Showing posts with label Spirituality. Show all posts
Showing posts with label Spirituality. Show all posts

02 January 2017

Do Hermits Have Hobbies?

 
 [[Dear Sister,
     Do you have hobbies? Do hermits have hobbies? Are they allowed to do this or is your life all about work and prayer? Thanks.]]

What a good question! I don't think anyone has ever asked this before and I know they have never asked it in this way --- with the reference to the work and prayer that structures Benedictine life. I don't know if any hermits refer to some of the things they do as "hobbies" (they certainly might and could) but I would say that every hermit I know engages in activities they consider literally recreational. Some may call such activities "hobbies" but I prefer to identify them in terms of their capacity to help "recreate" me by opening me to the Spirit. What I mean is that the activities I undertake here have some power to assist my prayer, to keep me open and responsive to the Spirit of God. I enjoy them, have fun with them, relax with these activities, explore new and different parts of myself, have the freedom to fail, to try again, and to grow with these activities.

So, what things do I do that fall into these categories? The first (but not the most important) activity is violin; I play violin both in the Oakland Civic Orchestra and with chamber groups composed of friends from the orchestra. I also sometimes play Celtic fiddle --- though less frequently than I once did. Violin used to be my primary recreational activity. These days it is secondary or even tertiary. I don't play every set with OCO or even every year these days --- though I have written violin into my Rule to be sure the time and things music empowers are protected. Secondly, I spend significant time each week writing. That may be blogging, writing poetry, journaling, or working on more substantial projects (articles, etc on prayer, eremitical life, or theology more generally). Sometimes it involves music composition. Some of this falls under the rubrics of work and even penance but the line between recreational writing and these others blurs considerably. That is especially true when writing becomes a form of ministry or part of the writing I consider "work." A third form of recreation is reading. This can sometimes mean fiction (Science fiction, fantasy, poetry, mysteries) but it also means theology; unfortunately, I don't always have time for the really "hard-core" theology I would like to be doing --- the kind that excites, energizes, challenges and renews me.

A fourth form of recreation I am coming to use more and more (because I am learning as I go) is drawing. Ordinarily what I draw illustrates liturgical seasons, Scriptural themes, important dimensions of spiritual direction, etc, but even then I am able to play a lot -- with different mediums, colors, and so forth --- and at the same time spend time reflecting and praying in ways I would be less able to do otherwise. Drawing has helped me a lot in journaling and in some of the inner work I am doing with my director. There are times when what we deal with is difficult to articulate; at such times drawing a picture may assist me more than pages and pages of writing. It may also invite my director or delegate into the reality I am seeking to share more profoundly than words are able. Moreover, drawing taps into parts of myself writing alone does not do (the same is true of music!) so it is important to pay attention to those parts of myself and find ways to allow them to speak. All of this is part of being a contemplative and hermit. Finally, recreation includes physical exercise --- mainly walking and some exercise on gym equipment (total gym, time works, treadmill).

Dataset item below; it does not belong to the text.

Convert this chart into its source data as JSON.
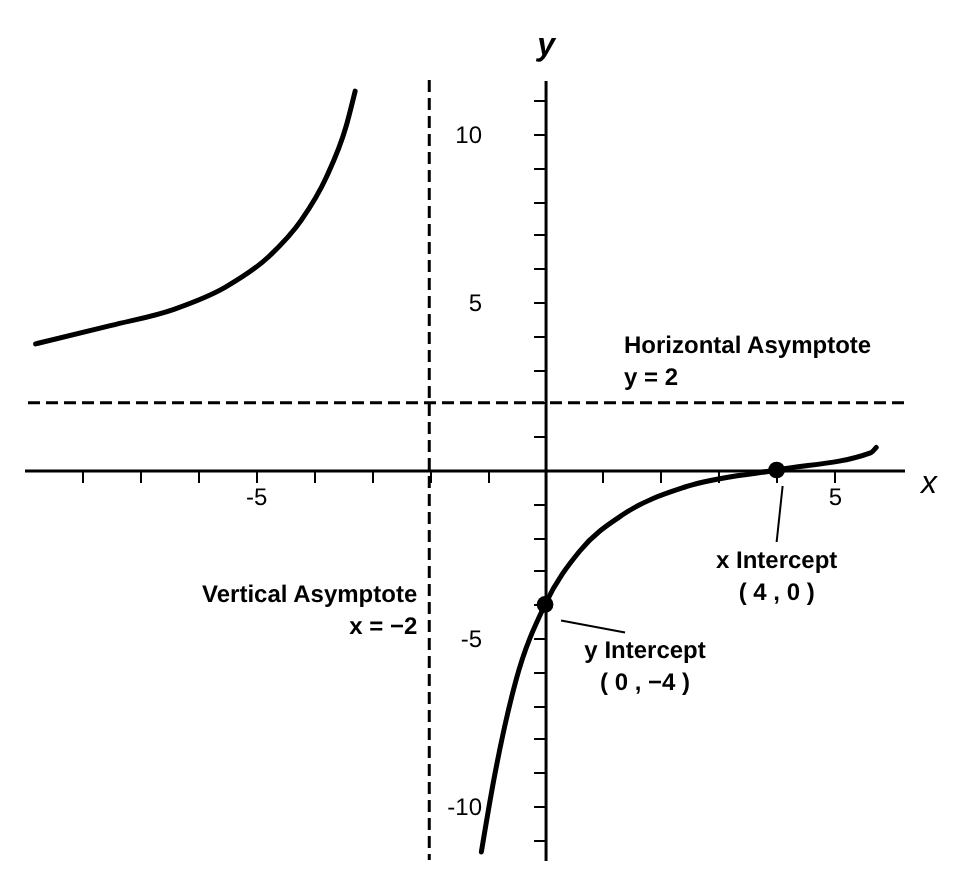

You asked if all I do is work and pray. The answer to that is sometimes not so straightforward. Clearly there is room for recreation; in fact, recreation is necessary --- not only for my own physical and intellectual well-being but also spiritually so that I can actually live a life of ora et labora (prayer and work). At bottom everything is meant to serve prayer and thus empower the dignity and integrity of my Self in God. Lines blur because my life is not compartmentalized in the way some people's lives are. Spirituality is not a separate activity I undertake. Neither, in some ways, is prayer. Moreover they each have different dimensions and forms. Work is part of my spirituality; recreation is part of my spirituality; rest and prayer are dimensions of my spirituality. Work (especially reading and writing serious Theology) is profoundly recreational. Work, recreation, and rest all contribute to and segue into prayer. Prayer is both my work and a profound form of rest and recreation (though not in the common sense of that word). Recreation (more usually music, drawing, reading and writing) involves both work (intellectual, spiritual) and prayer. And so it goes!! As you can see, things don't "divvy up" or fall very easily into neat categories! They tend instead to flow into or contribute to one another.

By the way, what I am "allowed" to do is what serves prayer and my capacity for wholeness and love as a solitary hermit. I discern what I need to be doing and include those things in my Rule. The Rule is approved by my bishop. It is first read by my director and delegate --- and sometimes by other religious or monastics who can assist in this way; discernment of what is included is undertaken with the assistance of these folks. I cannot simply do whatever I like, but at the same time my own discernment (provided I have really undertaken this!) is something which tends to be trusted by all involved. The larger questions are not so much what I choose to do but rather, (1) how does this genuinely contribute to my life as a contemplative and solitary canonical hermit along with (2) how is this joined in a balanced or healthy way to the rest of my life?

I hope this answer has been helpful to you! Thanks again for your own question.